ここ数年「Harris Tweed」(ハリスツイード)というタグを貼ったものが、ブランド等で見かける事が増えたように思う。こんなによく見かけるのに、実はイギリスの法律で定義が規定されている。しかも実に細かく。ということで今回はハリスツイードについて少し書いてみよう。
原産地はハリス島、ルイス島、ウィスト島、バラ島、アウターヘブリディーズ諸島のみ。この辺りの島は自然環境が厳しいため、生地を生産することで生活が成り立ったのではないかと思う。さらにこの島民の暮らしを守る為に、技術を法律で守ったのではないかと。これはあくまで私の憶測ですが……。

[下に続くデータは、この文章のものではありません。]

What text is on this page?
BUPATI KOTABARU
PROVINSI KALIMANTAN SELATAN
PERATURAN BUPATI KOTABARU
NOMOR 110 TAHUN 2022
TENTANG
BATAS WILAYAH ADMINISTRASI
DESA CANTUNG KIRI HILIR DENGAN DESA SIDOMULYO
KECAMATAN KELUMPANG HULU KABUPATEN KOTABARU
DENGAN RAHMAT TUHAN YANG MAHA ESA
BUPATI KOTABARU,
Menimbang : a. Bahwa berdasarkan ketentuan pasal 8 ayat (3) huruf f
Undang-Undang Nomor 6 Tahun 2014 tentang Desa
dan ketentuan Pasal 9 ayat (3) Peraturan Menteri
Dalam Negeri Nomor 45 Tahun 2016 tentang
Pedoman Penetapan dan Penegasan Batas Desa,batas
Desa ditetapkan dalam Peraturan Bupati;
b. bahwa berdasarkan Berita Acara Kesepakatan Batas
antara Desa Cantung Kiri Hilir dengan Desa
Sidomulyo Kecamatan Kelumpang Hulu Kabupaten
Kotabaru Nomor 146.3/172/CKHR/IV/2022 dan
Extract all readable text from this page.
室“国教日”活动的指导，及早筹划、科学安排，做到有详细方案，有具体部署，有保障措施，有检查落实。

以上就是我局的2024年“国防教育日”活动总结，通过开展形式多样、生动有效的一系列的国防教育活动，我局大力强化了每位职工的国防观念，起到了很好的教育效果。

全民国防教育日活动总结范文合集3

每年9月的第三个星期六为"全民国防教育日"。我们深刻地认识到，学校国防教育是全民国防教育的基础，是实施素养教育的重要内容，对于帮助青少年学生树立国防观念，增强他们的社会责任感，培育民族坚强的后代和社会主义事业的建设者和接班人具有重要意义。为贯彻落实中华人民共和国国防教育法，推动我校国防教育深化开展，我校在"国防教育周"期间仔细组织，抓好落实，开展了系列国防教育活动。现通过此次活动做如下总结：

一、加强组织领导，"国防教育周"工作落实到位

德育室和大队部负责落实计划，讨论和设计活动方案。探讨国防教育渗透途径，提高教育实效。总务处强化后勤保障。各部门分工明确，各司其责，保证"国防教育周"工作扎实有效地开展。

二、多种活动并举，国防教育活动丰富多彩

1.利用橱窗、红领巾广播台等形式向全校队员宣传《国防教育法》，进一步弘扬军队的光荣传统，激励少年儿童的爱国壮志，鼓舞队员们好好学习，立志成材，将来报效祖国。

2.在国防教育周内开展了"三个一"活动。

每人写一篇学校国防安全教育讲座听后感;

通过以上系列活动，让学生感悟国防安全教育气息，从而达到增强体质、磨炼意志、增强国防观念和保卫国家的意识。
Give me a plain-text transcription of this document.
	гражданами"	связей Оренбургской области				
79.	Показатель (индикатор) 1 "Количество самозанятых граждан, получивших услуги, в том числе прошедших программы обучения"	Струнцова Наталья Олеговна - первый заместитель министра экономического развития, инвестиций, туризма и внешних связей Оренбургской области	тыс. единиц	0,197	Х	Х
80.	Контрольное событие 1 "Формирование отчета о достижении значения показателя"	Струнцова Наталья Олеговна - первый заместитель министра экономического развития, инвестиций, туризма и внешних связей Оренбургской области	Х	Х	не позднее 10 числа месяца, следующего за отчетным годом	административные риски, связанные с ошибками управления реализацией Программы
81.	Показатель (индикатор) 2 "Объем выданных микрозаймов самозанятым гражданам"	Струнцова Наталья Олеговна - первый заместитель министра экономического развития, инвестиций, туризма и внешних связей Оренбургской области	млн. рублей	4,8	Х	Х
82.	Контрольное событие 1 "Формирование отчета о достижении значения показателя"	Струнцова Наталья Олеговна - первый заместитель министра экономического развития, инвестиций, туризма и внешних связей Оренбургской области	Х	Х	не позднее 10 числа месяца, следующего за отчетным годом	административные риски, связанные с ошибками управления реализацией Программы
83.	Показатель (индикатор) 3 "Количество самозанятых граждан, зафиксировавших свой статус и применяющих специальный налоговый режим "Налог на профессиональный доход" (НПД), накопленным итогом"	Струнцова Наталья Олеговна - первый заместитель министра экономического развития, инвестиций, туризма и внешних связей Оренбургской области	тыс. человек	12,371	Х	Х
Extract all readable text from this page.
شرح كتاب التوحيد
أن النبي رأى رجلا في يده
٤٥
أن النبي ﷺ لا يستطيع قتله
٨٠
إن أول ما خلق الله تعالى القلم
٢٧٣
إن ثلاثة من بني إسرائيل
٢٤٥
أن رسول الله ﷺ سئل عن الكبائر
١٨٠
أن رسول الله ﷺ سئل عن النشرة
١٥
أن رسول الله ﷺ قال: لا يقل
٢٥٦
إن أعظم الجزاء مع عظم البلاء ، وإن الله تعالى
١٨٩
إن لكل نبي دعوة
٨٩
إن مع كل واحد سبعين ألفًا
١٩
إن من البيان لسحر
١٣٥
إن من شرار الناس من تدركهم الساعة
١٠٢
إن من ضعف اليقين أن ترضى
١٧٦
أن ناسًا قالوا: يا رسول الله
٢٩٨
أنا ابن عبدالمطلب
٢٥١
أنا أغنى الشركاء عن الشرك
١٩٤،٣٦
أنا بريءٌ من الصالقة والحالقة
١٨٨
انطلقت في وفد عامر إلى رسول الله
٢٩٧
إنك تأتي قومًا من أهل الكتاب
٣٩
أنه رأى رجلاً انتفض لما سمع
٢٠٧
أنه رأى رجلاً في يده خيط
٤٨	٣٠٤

原料は未脱脂のウールのみ。染色、紡績、織り上げの全ての工程を島の中で行わなければならない。織り上げの場所も島にいる職人の自宅での手織りのみ。これでいてハリスツイード協会の審査を通ると、やっとあの登録商標を押される。実はこんなにも世の中に出回っているのに、織り手は200人ほどしかいないらしい。
ハリスツイードは、かつて日本であまり見かけるというモノでは無かった。ではなぜ近年、王手ブランドでハリスツイードを使ったモノが出回るようになったのか。
1996年まではシングル幅のみであったが、生産効率をあげるためにダブル幅での展開を始めた。よって多く出回るようになったのだと思う。
現在は9割近くがダブル幅のものだとされている。味があり、暖かみを感じるナチュラルなアースカラー、柄、風合い、雨にも強く、耐久性抜群。伝統的なシングル幅の方が味はありますがね。
ジャケットではNigel Carbourn、The DUFFER of ST.GEORGE、バッグではBRADYでハリスツイードを使ってるものなどを参考にしてみるといい。
ハットやハンチング帽、ディアストーカーなど様々な小物でも使われているので、そんな職人の手作りに思いをはせながら手に取ってみてはいかがだろう。シングル幅の生地のものでなければそこまで値の張るものではないので手にしやすい。